Rohini Das, a senior at the Academies of Loudoun in Leesburg said she’d always been interested in Science, Technology, Engineering and Math. During middle school, she said she enjoyed robotics, as well as “coding and building things and making them move.”
Her interest in math, science and technology stems from having two parents who are professionals in those fields. Das’ father is a software engineer, and her mother is an accountant, so she said she grew up surrounded by the subjects.
But Das recalled that around the time she was in middle school, her interest in STEM made her feel like “the odd one out.” She was the only girl on her robotics team, she said. And when she wanted to undertake more complex and challenging tasks in her favorite subjects, teachers would suggest she take on easier ones.
Das said her instructors at the time seemed to implicitly believe that boys were more apt to pursue careers in STEM. When she started attending the Academies of Loudoun and enrolled in an AP computer science course, “I met these other girls like me, and I realized that I wasn’t the only one going through this,” she said.
But after landing a research internship at the University of Pennsylvania where she worked with professors and graduate students who treated her as an equal, Das said she was inspired to create a web series featuring women in STEM fields and to write a book on the Java programming language to make sure girls who were interested in the subjects didn’t get discouraged by implicit gender bias.
“It started during quarantine — during COVID,” she recalled. “I always had it in the back of my mind that, ‘Oh, I want to do something,’” for girls interested in STEM. “I want to show these girls the other side of things,” Das said. “I want to share the stories of other [successful] women in STEM,” and in doing so, she hoped to empower girls who have an interest in the subjects.
When she was a sophomore, Das launched a series of video interviews featuring women in STEM, calling the project STEMinist Stories. Her first interview subject was a graduate student with whom Das was working during her internship at the University of Pennsylvania.
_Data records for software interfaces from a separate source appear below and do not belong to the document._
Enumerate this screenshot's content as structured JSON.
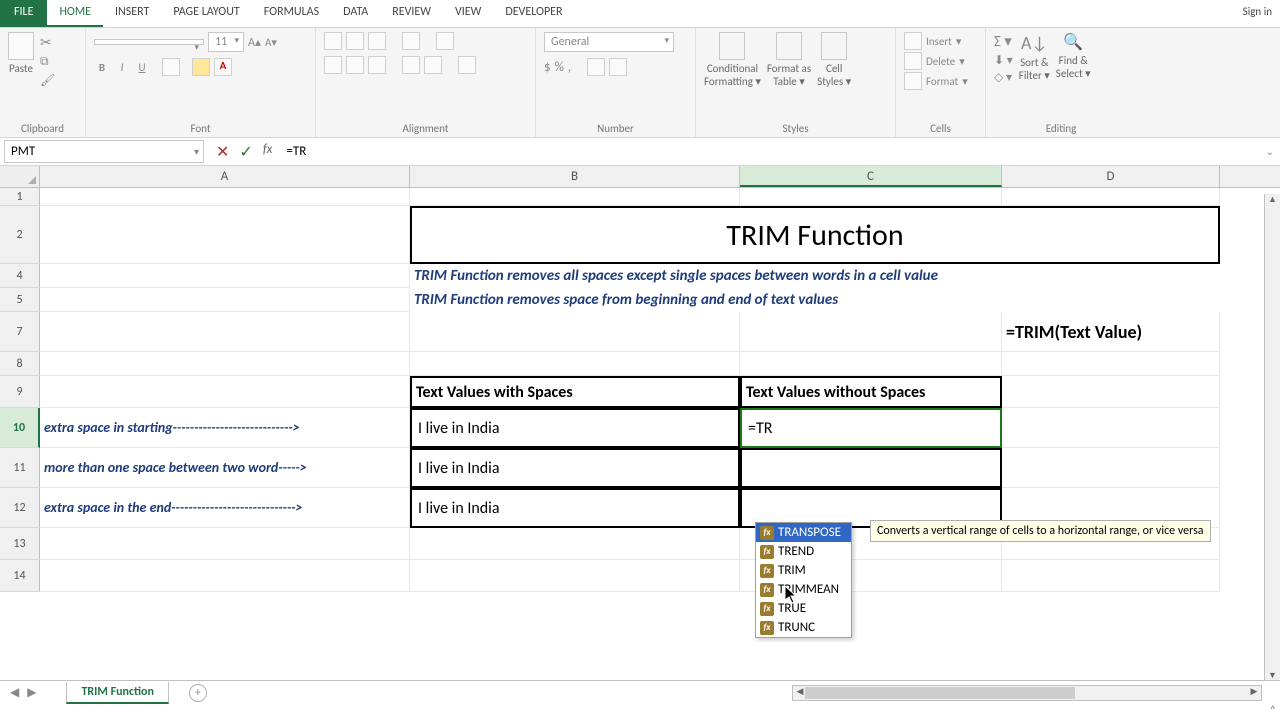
{
  "tabs": {
    "file": "FILE",
    "items": [
      "HOME",
      "INSERT",
      "PAGE LAYOUT",
      "FORMULAS",
      "DATA",
      "REVIEW",
      "VIEW",
      "DEVELOPER"
    ],
    "active": "HOME",
    "signin": "Sign in"
  },
  "ribbon": {
    "clipboard": {
      "paste": "Paste",
      "label": "Clipboard"
    },
    "font": {
      "size": "11",
      "label": "Font"
    },
    "alignment": {
      "label": "Alignment"
    },
    "number": {
      "format": "General",
      "label": "Number"
    },
    "styles": {
      "cf": "Conditional",
      "cf2": "Formatting",
      "fat": "Format as",
      "fat2": "Table",
      "cs": "Cell",
      "cs2": "Styles",
      "label": "Styles"
    },
    "cells": {
      "insert": "Insert",
      "delete": "Delete",
      "format": "Format",
      "label": "Cells"
    },
    "editing": {
      "sort": "Sort &",
      "sort2": "Filter",
      "find": "Find &",
      "find2": "Select",
      "label": "Editing"
    }
  },
  "namebox": "PMT",
  "formula": "=TR",
  "columns": [
    "A",
    "B",
    "C",
    "D"
  ],
  "rows_visible": [
    "1",
    "2",
    "4",
    "5",
    "7",
    "8",
    "9",
    "10",
    "11",
    "12",
    "13",
    "14"
  ],
  "active_row": "10",
  "active_col": "C",
  "content": {
    "title": "TRIM Function",
    "desc_line1": "TRIM Function removes all spaces except single spaces between words in a cell value",
    "desc_line2": "TRIM Function removes space from beginning and end of text values",
    "syntax": "=TRIM(Text Value)",
    "hdr_b": "Text Values with Spaces",
    "hdr_c": "Text Values without Spaces",
    "row10_a": "extra space in starting---------------------------->",
    "row10_b": "  I live in India",
    "row10_c": "=TR",
    "row11_a": "more than one space between two word----->",
    "row11_b": "I live    in India",
    "row12_a": "extra space in the end----------------------------->",
    "row12_b": "I live in India"
  },
  "autocomplete": {
    "items": [
      "TRANSPOSE",
      "TREND",
      "TRIM",
      "TRIMMEAN",
      "TRUE",
      "TRUNC"
    ],
    "selected": "TRANSPOSE",
    "tooltip": "Converts a vertical range of cells to a horizontal range, or vice versa"
  },
  "sheet": {
    "name": "TRIM Function"
  }
}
She said the graduate student was from India, and had come to the States to pursue her master’s degree. Das appreciated that the graduate student had the perspective of someone who she said probably faced an even more prevalent gender gap between women and men in STEM fields.
After recording about 35 minutes of footage for her initial interview, Das said she had to acquaint herself with iMovie to edit the video down to about 10 minutes. “It’s very hard to keep people engaged for so long,” she said.
After posting that first video to YouTube, Das said she realized hosting her content exclusively on a single platform would make it harder for an audience to find, so she decided to build an entirely new website to host the series.
“I spent the next couple of weeks teaching myself how to code,” she said. Das recalled that after learning those coding fundamentals, she made sure the website was user friendly, featured working buttons and hosted all the interviews from her series on a single page.
Over time, she also decided that in order to attract a larger audience, the series should highlight women who worked in different STEM fields. “We went to neuroscience, we went to biology … We went to a math teacher,” as well as artificial intelligence and education.
After designing an algorithm to track the number of visitors to the site, Das said she conducted outreach for the project on platforms such as Instagram, Facebook and LinkedIn. “We started spreading the word and we got more and more people to join,” she said.
During the summer of 2020, Das said she felt inspired to write a book laying out the fundamentals of Java for middle and high school students, minus the implicit gender bias favoring boys.
She said many of the science and math textbooks she was told to buy at the time had “a lot of pictures of boys, and race cars ... It doesn’t explicitly say that, ‘Oh, you’re a girl — you shouldn’t read this.’ It’s just there’s this implicit bias that … encourages boys and sways away from girls.”
It was that bias that prompted Das to write a book that was “completely gender neutral,” she said. “It was just about spreading knowledge and encouraging both of them — boys and girls — to have an [easy] introductory Java book.”
Das’ Java book is carried by Amazon and has sold somewhere between 30 and 40 copies, she said.
“It’s literally not about the money,” Das said of her book sales. She instead emphasized that she wanted to create a text that was accessible to boys and girls alike. Das said she brought in copies of her book to peers in her AP Computer Science class and received positive feedback from male and female classmates.
“The actual content itself — the way it’s colored, the way it’s illustrated — it’s something they would both like to read,” she said. “That’s kind of how I measure myself, personally.”